A abordagem da ITU de repetição em idosos deve ser sempre individualizada, com avaliação cuidadosa do histórico clínico, comorbidades e uso de medicamentos. A confirmação diagnóstica é essencial para evitar tratamentos desnecessários que possam gerar resistência bacteriana e efeitos adversos. Em termos de prevenção, a prioridade deve ser dada a estratégias não farmacológicas, como:

  • Manter hidratação adequada, com ingestão regular de água;
  • Realizar higiene íntima correta;
  • Evitar a retenção urinária e esvaziar a bexiga após relações sexuais;
  • Reduzir ao máximo o uso de sondas urinárias;
  • Controlar doenças associadas, como diabetes;
  • Promover o manejo adequado da incontinência;
  • Orientar cuidadores sobre cuidados com a saúde urinária.

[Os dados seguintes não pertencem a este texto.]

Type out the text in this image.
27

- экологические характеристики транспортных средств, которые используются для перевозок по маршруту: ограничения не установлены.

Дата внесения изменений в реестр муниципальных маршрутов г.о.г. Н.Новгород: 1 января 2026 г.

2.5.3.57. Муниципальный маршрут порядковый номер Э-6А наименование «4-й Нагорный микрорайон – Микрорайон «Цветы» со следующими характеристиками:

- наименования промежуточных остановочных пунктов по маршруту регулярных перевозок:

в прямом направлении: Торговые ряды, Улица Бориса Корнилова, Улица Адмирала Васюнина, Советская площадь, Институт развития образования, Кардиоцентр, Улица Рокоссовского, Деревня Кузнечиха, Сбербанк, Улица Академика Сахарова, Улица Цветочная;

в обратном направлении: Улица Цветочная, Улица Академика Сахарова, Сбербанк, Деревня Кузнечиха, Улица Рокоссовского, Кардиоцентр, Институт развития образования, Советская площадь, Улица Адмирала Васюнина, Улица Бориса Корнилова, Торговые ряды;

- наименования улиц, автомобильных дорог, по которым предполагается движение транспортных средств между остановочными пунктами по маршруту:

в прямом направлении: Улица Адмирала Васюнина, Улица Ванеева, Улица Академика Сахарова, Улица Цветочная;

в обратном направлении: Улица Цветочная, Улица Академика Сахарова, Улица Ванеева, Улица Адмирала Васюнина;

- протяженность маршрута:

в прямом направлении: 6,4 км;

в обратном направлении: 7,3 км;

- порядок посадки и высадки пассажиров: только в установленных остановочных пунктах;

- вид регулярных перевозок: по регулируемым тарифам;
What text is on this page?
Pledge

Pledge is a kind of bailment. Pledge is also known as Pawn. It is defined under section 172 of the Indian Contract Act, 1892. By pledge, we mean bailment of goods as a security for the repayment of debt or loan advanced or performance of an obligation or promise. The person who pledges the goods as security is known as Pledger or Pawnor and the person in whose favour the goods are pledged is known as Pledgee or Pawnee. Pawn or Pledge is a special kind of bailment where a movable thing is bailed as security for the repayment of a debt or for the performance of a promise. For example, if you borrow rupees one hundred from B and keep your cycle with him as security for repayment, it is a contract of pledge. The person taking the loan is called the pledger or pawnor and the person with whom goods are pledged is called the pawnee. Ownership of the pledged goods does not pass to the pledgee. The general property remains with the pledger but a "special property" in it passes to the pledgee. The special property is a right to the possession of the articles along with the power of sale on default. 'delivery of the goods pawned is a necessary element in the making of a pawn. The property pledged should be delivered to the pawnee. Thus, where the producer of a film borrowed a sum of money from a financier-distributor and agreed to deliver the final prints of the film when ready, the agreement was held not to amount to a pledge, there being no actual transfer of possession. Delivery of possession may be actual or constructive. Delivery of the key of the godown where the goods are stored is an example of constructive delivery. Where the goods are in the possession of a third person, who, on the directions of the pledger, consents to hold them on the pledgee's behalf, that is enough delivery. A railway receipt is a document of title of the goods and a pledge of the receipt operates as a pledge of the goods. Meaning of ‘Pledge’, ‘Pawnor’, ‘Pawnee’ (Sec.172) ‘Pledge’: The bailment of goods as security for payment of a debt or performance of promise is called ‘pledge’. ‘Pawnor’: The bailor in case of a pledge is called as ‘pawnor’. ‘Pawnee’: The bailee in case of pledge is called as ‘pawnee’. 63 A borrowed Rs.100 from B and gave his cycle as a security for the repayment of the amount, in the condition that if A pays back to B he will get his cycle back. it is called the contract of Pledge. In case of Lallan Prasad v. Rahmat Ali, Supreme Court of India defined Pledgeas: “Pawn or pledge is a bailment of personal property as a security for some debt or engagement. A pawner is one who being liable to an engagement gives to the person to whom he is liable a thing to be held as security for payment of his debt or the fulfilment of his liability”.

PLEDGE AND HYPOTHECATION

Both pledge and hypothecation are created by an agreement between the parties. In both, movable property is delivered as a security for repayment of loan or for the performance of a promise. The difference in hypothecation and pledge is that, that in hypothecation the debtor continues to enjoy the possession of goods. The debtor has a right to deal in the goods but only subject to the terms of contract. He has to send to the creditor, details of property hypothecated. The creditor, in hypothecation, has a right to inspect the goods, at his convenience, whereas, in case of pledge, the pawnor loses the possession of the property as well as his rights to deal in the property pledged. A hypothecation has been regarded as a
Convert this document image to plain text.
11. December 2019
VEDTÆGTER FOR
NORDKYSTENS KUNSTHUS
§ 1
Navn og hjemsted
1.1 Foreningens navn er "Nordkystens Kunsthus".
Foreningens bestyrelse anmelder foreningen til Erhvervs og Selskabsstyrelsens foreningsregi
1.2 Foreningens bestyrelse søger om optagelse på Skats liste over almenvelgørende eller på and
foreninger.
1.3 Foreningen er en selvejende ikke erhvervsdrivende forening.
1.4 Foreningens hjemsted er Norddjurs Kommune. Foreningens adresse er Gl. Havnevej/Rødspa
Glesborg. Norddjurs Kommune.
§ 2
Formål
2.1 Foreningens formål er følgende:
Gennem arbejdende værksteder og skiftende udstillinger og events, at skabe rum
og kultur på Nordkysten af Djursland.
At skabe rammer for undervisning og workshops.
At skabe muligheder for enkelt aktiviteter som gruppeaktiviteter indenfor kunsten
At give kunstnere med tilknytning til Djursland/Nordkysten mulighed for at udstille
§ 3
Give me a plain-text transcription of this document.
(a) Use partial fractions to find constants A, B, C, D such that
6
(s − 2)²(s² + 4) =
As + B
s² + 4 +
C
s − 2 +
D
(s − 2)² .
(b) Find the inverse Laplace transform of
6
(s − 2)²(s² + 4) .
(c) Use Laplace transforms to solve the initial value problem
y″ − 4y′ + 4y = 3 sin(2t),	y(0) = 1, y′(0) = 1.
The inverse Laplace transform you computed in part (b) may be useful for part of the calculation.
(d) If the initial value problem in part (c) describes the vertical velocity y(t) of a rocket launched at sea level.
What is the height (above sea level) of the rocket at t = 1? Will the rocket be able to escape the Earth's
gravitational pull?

Além dessas medidas comportamentais, existem opções não antibióticas que podem ser consideradas de forma individualizada, como produtos à base de cranberry, D-manose, metenamina hippurato, probióticos e glicossaminoglicanos. Embora a eficácia varie entre os estudos, são geralmente seguros e bem tolerados.

Um destaque importante é o uso de estrogênio vaginal em mulheres idosas pós-menopáusicas, que tem forte evidência de eficácia na prevenção de ITUs recorrentes. Essa abordagem ajuda a restaurar o epitélio urogenital e o equilíbrio do microbioma vaginal, reduzindo a colonização por bactérias patogênicas. O estrogênio vaginal é considerado a estratégia farmacológica de primeira linha para prevenção nesse grupo, com um perfil de segurança bastante favorável. Já o uso de estrogênio sistêmico não é indicado para esse fim.

A profilaxia antibiótica contínua ou pós-coito pode ser indicada apenas em casos refratários, quando todas as demais medidas falharam. Nesse cenário, é fundamental avaliar função renal, hepática, interações medicamentosas e o risco de efeitos adversos, especialmente em idosos polimedicados e frágeis. Agentes como nitrofurantoína, fosfomicina ou trimetoprima podem ser utilizados, com monitoramento rigoroso.

Para pacientes institucionalizados ou com múltiplas comorbidades, o cuidado deve ser ainda mais criterioso. Planos de cuidado individualizados, com reavaliação periódica dos riscos e benefícios das intervenções, são fundamentais. O foco deve estar sempre na segurança do paciente, na preservação da função e na qualidade de vida.

A prevenção de infecções urinárias de repetição em idosos deve priorizar intervenções seguras e bem toleradas, com uso racional de antibióticos. Estimular a hidratação, evitar fatores de risco evitáveis, considerar o uso de estrogênio vaginal e avaliar com cuidado qualquer indicação de antibiótico são passos essenciais para um cuidado responsável e eficaz.